Un asentamiento de más de 3.600 años de antigüedad rebate la idea de que la Península Arábiga era totalmente nómada

Foto USC Arid Climates Water Research Center

Investigadores que buscaban fuentes de agua subterránea en la Península Arábiga Oriental para un proyecto financiado por la Agencia de los Estados Unidos para la Ayuda y el Desarrollo Internacional, han descubierto accidentalmente los contornos de un asentamiento que parece tener más de 3.600 años de antigüedad.  

Se identificó una zona ajardinada simétrica, de 2 x 3 kilómetros, o los contornos de un asentamiento (y uno de los mayores asentamientos potenciales descubiertos en la zona) utilizando imágenes de satélite de radar avanzadas en una zona de Qatar en la que hasta ahora se creía que había pocos indicios de civilizaciones antiguas sedentarias.

El estudio, publicado en la revista ISPRS Journal of Photogrammetry and Remote Sensing, rebate la idea de que esta península era totalmente nómada y las pruebas cartografiadas desde el espacio indican que la población parece haber tenido un sofisticado conocimiento del uso de las aguas subterráneas. La investigación también señala la necesidad crítica de estudiar el agua y protegerse de las fluctuaciones climáticas en las zonas áridas.

Localización del yacimiento | foto Google Earth/CNES/Airbus

Makhfia, el nombre atribuido al asentamiento por los investigadores de la Escuela de Ingeniería Viterbi de la Universidad del Sur de California y el Jet Propulsion Laboratory de la NASA (y que hace referencia a un lugar invisible en el idioma árabe local), fue descubierto utilizando imágenes de radar de apertura sintética de banda L del satélite japonés ALOS 1 e imágenes de radar de alta resolución especialmente adquiridas por su sucesor, ALOS 2.

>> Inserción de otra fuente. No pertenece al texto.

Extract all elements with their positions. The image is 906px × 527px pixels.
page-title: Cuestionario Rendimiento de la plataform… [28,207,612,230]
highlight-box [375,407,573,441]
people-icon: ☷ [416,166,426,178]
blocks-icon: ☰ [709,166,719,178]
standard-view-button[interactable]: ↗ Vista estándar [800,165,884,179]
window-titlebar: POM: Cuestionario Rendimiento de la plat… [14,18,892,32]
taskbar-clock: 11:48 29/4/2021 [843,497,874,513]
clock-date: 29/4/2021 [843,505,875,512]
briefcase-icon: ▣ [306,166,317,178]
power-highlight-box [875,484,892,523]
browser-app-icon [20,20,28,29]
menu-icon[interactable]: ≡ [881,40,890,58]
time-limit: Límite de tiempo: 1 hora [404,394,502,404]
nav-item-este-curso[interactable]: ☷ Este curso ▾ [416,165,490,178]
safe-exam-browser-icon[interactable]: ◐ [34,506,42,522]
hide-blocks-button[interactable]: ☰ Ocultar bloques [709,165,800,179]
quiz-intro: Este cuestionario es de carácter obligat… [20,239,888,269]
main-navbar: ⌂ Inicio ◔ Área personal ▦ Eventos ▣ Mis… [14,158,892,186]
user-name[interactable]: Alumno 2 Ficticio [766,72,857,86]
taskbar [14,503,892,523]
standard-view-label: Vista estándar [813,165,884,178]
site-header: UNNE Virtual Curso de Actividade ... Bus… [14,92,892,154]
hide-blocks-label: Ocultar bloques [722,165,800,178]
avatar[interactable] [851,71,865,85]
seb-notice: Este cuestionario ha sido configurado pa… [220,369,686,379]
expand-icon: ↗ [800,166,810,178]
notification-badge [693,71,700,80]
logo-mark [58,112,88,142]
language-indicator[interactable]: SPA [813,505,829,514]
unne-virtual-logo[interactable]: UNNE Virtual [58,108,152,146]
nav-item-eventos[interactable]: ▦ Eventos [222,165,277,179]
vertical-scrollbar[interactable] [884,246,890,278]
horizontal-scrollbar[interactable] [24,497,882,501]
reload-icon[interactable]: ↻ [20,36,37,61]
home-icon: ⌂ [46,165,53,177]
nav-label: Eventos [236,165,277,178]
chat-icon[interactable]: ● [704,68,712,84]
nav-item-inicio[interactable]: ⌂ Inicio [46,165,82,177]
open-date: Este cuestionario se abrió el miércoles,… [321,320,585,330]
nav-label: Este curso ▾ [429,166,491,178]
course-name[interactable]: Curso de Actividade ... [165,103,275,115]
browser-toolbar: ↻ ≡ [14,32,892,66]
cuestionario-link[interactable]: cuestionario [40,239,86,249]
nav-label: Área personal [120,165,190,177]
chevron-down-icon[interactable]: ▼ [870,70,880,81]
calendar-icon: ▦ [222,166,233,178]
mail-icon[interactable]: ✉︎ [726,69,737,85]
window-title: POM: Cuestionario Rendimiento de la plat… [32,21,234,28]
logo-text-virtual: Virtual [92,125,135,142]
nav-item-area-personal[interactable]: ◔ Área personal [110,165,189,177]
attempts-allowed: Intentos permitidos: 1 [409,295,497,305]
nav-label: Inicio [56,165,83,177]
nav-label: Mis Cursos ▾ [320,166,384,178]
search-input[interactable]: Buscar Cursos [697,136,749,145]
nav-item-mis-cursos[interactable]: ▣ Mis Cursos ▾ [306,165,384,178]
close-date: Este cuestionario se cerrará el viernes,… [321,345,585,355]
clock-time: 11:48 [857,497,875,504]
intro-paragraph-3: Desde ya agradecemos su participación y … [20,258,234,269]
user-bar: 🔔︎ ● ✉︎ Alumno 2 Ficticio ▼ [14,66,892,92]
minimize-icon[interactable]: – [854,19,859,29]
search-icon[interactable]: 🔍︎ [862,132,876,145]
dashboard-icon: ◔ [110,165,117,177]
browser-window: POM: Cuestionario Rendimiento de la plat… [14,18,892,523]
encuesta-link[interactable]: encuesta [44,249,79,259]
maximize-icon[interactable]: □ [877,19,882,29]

Aunque el asentamiento no era visible desde el espacio con las herramientas normales de obtención de imágenes por satélite ni a través de la observación de la superficie de la tierra, se determinó que la gran parcela rectangular subterránea tenía que estar hecha por el hombre debido a su forma, textura y composición del suelo, que contrastaban fuertemente con las características geológicas de los alrededores. La datación por carbono independiente de las muestras de carbón recuperadas sugiere que el yacimiento tiene al menos 3.650 años de antigüedad, lo que podría remontarse a la misma época de la civilización de Dilmun. El autor principal, Essam Heggy, del Centro de Investigación sobre el Clima y el Agua de la USC, describe el yacimiento como una fortaleza natural rodeada de un terreno muy accidentado, que casi hace inaccesible la zona.

Este descubrimiento tiene importantes implicaciones históricas y científicas. Desde el punto de vista histórico, puede tratarse de la primera prueba de una comunidad sedentaria en la zona, y quizá de una ingeniería avanzada para la época. Aunque no podemos ver los restos de un monumento o los muros de un asentamiento, la prueba está en el suelo. Las propiedades del suelo del yacimiento tienen una textura y una composición superficial diferentes a las del terreno que lo rodea, una disparidad típicamente asociada a la plantación y el paisajismo.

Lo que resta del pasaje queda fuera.